According to CNBC Sports Business Reporter Darren Rovell's analysis, even if the team's claimed $77.2 million loss in 2008-09 is overstated, a more realistic $44 million figure could be used to back claims of NBA losses.

Income and losses

The team earned $78.8 million in operating income, mainly from ticket sales and broadcast revenues, two figures that likely would leap upon moving to the new arena in Brooklyn.

Operating expenses were $147 million, including $66 million in salaries and $33.3 million in "amortization of intangible assets." Rovell notes that the latter is considered creative accounting by the players union, and he agrees the team's loss is "probably closer to $44 million."
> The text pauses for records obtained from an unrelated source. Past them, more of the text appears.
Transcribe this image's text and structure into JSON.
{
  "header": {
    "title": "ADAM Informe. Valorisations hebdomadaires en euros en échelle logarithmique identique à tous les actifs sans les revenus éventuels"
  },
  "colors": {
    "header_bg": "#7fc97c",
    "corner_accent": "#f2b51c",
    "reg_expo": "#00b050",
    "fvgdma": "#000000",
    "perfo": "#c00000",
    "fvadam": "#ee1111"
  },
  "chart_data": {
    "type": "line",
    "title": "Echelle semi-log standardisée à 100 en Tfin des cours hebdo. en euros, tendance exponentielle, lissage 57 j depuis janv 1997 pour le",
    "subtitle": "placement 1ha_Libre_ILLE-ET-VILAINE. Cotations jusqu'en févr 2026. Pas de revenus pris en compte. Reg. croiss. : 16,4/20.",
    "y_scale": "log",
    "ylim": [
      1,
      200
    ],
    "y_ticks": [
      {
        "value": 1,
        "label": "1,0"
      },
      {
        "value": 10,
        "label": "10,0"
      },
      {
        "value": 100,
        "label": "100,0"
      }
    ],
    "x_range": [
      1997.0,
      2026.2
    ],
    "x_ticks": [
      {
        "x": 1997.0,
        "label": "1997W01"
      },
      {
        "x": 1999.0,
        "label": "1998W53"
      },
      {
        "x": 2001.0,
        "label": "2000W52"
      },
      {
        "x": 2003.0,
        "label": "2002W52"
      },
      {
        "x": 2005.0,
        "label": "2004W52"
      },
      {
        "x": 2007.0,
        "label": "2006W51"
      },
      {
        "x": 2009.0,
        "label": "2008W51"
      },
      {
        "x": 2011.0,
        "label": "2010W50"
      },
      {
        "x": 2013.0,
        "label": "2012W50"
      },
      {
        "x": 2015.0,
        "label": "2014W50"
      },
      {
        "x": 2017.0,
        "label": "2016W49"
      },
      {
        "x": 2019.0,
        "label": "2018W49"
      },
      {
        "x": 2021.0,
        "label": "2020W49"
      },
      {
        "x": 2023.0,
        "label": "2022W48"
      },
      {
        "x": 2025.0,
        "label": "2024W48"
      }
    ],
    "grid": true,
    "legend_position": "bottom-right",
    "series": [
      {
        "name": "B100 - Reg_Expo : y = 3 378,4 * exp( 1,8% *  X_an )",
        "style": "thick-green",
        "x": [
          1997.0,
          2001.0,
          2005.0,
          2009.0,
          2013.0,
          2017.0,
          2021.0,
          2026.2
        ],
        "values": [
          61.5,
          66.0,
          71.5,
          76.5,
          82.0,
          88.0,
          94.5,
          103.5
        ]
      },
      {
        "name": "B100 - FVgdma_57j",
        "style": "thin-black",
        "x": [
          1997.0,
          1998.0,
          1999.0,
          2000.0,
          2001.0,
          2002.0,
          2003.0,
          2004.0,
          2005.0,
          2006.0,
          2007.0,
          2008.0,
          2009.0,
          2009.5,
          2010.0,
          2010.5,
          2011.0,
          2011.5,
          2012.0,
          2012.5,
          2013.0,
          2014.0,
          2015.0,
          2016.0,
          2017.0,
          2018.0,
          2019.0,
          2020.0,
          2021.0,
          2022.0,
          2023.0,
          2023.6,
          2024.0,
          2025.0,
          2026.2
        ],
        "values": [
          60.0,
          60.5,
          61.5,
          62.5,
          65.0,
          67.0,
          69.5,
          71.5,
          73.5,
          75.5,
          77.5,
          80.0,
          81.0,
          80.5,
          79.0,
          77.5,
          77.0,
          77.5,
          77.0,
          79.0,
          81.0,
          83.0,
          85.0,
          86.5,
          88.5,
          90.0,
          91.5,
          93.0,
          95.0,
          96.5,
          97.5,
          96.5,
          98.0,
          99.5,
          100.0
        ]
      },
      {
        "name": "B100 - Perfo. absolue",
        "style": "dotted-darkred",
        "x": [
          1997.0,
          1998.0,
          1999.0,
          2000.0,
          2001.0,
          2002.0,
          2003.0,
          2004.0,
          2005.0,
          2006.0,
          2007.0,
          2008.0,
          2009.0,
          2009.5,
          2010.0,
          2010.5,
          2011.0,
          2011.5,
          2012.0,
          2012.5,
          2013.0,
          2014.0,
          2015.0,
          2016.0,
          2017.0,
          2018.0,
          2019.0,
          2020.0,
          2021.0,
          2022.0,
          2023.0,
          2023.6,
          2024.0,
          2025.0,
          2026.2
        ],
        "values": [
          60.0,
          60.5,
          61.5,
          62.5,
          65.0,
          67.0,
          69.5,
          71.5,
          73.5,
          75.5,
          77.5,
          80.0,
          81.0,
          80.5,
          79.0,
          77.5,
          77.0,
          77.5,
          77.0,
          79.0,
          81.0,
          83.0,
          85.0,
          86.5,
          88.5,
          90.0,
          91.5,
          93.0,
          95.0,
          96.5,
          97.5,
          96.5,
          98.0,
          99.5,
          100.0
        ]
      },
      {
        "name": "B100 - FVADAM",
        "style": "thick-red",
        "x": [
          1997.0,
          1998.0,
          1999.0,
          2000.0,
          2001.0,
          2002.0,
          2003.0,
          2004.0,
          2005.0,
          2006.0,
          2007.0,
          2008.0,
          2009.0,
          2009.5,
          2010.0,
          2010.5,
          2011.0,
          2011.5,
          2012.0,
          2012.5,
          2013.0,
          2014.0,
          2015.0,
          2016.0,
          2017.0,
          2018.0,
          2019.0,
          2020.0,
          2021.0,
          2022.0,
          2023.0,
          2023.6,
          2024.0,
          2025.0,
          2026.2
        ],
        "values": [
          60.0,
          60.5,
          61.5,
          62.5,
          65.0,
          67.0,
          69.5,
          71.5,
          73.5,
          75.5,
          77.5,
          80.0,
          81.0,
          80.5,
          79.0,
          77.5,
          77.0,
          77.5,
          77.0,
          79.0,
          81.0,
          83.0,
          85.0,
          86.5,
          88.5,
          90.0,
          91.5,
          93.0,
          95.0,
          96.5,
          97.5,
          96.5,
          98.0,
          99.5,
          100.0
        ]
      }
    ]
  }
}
He also acknowledges disputes over depreciation and interest. His conclusion:
So now take the Nets loss of $44 million that year. That means that the Nets share of the losses were nine percent of the total losses. If all teams used generally accepted accounting practices, is it possible that 23 other teams lost an average of $19.1 million that year? Of course it is.
Keep in mind

I'd suggest an additional conclusion: the new arena will help the team do much, much better. After all, as Tom Ziller writes on SB Nation, that had a lousy year:

The Nets finished 14 games under .500 in 2008-09, and had the sixth-worst total attendance in the NBA. The Nets were still playing in the awful, antiquated and awful Izod Center at that point, despite constantly brewing plans to move to Brooklyn. (Those plans should be realized after the 2011-12 NBA season.) The Nets of East Rutherford -- they now play in Newark -- were always considered to be uniquely cursed: they had all the media costs of New York City and all the earning capacity of, well, East Rutherford, New Jersey. After trading Jason Kidd and Richard Jefferson, the Nets could no longer even boast a decent team.